Quantity over quality
If you have ever been in a properly run brainstorming session, you know these sessions where you have to come up with weird ideas on the fly, you might have heard this sentence: quantity over quality.
In ideation we are at first not focused on the quality of ideas but on the quantity. Why? Because we believe that even a dumb idea can lead to a less dumb idea, which then can lead us to an OK idea, and which can then lead us to a great idea.
And as I said before, ideation uses a divergent mode of thinking. This means, the measure of success in a divergent mode of thinking is quantity as we want to open things as much as possible.
Now let me ask you a very weird question: if you have one kid and one dies. How would you feel? Devastated right? Yeah that would be terrible, that should never happen. But now imagine, you still have a kid who dies. But instead of having just two kinds, you have 3000 kids. How would you feel? I bet that you would feel much less devastated. Still sad, but life would have to keep on going as you have still 2999 other kids to take care of.
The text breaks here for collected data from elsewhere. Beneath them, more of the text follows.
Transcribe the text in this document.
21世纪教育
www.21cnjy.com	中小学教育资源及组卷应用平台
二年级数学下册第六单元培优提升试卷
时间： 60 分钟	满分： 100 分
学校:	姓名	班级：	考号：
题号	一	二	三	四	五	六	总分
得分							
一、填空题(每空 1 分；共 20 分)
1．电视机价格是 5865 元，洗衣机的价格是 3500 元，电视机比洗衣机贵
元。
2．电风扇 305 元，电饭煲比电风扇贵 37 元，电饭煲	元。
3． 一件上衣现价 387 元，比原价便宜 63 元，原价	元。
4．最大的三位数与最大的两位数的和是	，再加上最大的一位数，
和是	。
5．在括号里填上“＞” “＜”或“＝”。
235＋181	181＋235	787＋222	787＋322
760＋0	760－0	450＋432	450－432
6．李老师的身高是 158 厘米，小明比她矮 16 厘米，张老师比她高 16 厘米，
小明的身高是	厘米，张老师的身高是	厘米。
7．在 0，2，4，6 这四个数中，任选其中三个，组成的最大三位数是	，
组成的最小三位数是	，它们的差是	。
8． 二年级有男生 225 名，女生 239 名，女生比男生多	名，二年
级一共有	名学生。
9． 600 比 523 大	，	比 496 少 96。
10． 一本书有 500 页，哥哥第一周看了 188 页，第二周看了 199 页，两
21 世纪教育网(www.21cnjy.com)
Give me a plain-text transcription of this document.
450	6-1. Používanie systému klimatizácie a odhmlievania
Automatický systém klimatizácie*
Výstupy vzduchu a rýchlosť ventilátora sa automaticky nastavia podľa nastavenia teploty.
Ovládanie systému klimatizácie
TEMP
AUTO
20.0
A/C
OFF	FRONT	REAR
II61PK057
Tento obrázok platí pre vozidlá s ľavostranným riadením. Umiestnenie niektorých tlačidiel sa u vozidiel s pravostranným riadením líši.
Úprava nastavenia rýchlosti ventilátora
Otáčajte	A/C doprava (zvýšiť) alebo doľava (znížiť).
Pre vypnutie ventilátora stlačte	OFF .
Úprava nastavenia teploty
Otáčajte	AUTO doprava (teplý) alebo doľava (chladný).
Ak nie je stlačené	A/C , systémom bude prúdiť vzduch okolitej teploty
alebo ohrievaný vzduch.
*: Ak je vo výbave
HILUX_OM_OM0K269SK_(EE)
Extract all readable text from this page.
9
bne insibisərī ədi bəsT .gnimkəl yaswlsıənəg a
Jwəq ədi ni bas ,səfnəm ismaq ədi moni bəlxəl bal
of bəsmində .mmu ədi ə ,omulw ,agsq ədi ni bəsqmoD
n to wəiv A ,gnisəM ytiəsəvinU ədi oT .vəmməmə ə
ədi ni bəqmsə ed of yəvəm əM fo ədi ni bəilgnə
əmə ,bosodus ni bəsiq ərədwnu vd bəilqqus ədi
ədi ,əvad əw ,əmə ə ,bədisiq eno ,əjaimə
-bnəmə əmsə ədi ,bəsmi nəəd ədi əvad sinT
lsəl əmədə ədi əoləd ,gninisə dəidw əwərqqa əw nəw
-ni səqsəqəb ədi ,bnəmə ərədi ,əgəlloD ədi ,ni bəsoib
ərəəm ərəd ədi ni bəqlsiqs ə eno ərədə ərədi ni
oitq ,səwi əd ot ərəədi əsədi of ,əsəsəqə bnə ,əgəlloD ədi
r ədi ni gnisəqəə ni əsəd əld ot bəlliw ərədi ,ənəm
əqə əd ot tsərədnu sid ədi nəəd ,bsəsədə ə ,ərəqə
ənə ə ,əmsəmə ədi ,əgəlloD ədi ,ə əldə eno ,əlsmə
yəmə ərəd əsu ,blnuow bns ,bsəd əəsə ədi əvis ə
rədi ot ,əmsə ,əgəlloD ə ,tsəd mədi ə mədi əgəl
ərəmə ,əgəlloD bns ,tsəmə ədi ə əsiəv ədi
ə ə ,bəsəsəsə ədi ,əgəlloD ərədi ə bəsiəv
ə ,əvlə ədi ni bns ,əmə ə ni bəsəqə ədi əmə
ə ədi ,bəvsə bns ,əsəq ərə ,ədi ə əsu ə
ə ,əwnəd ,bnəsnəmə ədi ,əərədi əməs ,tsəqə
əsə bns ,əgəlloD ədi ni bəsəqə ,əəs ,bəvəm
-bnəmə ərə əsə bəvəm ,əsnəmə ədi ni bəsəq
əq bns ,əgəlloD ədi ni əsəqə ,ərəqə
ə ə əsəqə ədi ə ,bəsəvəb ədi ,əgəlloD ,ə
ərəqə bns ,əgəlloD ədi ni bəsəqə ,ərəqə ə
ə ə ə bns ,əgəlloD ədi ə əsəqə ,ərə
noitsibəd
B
And if you are like me, with that many kids, you certainly wouldn't even remember his name.
Okay, that's a very dark image. But it's an image that helps us understand one thing: it's much easier to let go an idea when you have created dozens of them, than when you have just a few of them.
Therefore, we create a lot of ideas so that we can be less emotional when it will come to the moment where we will have to choose which ideas we pursue.
Another view of this can be taught by basic economics. The more ideas there are out there, the less value they have. It's basics offer and demand. When the offer is higher than the demand, value, or price drops. Again, we are artificially diminishing the value of our ideas by creating lots of them.